Duraksadı, sanki onu izlediğimden emin olmak ister gibi yavaşca hareket etti. Tamamen durdu ve daha sonra yan tarafımızda ki sokağa doğru koşmaya başladı. Ne yapacağımı bilemez şekilde arkasından baktım, saniyeler içinde harekete geçip, peşinden koşmaya başladım.

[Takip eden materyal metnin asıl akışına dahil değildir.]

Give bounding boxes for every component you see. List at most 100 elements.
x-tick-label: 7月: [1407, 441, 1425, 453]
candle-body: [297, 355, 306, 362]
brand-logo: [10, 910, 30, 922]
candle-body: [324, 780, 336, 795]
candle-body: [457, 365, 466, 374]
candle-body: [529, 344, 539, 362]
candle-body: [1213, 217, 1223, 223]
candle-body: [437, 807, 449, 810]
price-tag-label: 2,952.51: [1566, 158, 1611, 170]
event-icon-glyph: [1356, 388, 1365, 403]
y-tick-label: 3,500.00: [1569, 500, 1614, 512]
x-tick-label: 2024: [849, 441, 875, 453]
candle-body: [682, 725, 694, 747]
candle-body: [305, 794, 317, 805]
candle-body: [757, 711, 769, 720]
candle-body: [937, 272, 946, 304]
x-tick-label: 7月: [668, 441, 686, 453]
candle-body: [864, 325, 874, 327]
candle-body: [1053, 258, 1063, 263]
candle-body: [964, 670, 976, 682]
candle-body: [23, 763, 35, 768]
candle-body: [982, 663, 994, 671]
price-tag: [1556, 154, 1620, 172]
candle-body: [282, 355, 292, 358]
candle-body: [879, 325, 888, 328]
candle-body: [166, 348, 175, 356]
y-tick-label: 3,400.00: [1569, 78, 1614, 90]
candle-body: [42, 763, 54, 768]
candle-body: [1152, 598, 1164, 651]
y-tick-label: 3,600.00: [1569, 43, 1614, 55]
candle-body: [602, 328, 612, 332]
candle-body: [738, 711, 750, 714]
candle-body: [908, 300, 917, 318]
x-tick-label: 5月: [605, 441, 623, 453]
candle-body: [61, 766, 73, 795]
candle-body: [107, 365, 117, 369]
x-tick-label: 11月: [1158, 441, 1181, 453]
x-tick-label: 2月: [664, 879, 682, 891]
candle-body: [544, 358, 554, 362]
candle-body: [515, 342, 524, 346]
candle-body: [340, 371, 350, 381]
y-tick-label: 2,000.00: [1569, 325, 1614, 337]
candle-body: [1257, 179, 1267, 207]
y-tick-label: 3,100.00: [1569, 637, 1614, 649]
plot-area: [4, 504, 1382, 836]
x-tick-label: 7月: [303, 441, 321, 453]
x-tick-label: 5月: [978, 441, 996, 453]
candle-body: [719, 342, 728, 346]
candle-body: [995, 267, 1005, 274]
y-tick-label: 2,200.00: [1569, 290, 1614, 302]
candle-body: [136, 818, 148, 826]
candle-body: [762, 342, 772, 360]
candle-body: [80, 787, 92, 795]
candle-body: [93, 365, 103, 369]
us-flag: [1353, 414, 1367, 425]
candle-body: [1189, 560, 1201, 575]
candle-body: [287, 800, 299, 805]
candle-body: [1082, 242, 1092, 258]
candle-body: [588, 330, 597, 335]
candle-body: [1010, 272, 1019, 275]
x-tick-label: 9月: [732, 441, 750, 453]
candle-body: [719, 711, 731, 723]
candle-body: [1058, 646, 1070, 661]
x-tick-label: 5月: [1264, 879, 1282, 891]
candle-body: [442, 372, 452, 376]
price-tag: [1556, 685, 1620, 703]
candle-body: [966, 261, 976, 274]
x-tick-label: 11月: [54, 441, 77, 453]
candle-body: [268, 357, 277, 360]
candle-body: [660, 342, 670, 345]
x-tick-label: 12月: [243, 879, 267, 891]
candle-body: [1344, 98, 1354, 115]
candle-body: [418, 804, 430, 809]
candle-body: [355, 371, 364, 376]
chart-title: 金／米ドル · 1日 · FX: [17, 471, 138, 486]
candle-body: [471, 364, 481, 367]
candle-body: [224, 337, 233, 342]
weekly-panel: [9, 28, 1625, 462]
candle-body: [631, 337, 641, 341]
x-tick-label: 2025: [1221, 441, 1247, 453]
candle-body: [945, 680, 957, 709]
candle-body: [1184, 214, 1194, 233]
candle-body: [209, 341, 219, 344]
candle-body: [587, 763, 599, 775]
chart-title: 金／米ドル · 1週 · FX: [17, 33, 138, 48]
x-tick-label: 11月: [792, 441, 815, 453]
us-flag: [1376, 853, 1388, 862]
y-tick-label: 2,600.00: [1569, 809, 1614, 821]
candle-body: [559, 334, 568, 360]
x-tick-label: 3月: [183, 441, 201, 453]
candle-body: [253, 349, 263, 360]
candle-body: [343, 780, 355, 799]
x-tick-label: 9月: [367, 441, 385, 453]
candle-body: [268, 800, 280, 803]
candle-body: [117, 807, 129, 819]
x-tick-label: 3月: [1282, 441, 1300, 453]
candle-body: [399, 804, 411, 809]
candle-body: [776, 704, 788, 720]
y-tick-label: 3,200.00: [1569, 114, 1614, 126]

Yağmur yine koşmanın etkisiyle sivri iğneler misali bedenime saplanıyordu. Siyah gözlerimi kısmış gölgeyi izlerken, ormanlık alana doğru ilerlediğimizi fark ettim. Ormana yaklaşınca gölge yavaşlayıp arkasını döndü, beni görünce koşmaya devam etti. Ormanın içine girdiğimizde etraf daha fazla karardı, gölge hafifçe silinir gibi oldu. Belirsiz gölgenin peşinden koşarken, ormanın içindeki ağaçların dalları tenime çarpıyor, can yakıcı çizikler bırakıyordu. Bir süre daha ilerledikten sonra gölgenin aniden durmasıyla bende yavaşlayıp, durdum. Gözlerimi gölgeden çekip etrafımı süzdüm. Uçurum kenarına gelmiştik. Gölge uçurumun kenarına doğru yaklaştı ve dönüp bana baktı. Yanına gitmeye karar vererek küçük adımlarla ona yaklaştım, uçurum kenarında gölgenin tam yanında durduğumda, zihnimdeki yaşlı kadının sesi kafamın içinde yankılandı; "Doğduğumuzda tohumuzdur, su verilirse filizlenir, büyürüz. Su kesilirse kurur, ölürüz. Bizim suyumuz kesildi, daha ne için çabalıyorsun?"
Uçurum boşluğuna bakarken sol gözümden bir damla yaş süzülüp çeneme doğru aktı, "Bilmiyordum" diye fısıldadım, ardından hemen devam ederek "Bilmiyorum" diye sesimi yükselttim. Daha şiddetli ağlamaya başlayıp gözyaşlarıma engel olamazken "Hiçbir zaman bilemeyeceğim!" diye çığlık attım.
Zihnimde kasırga çıktı,
Düşüncelerim savruldu,
Yaşlı kadının sesi kesildi,
Yanı başımdaki gölge silindi,
Gözümden son damla gözyaşı aktı,
Bilincim karanlığa gömüldü..
~


Bu benim ilk kitabım desteklerseniz mutlu olurum :)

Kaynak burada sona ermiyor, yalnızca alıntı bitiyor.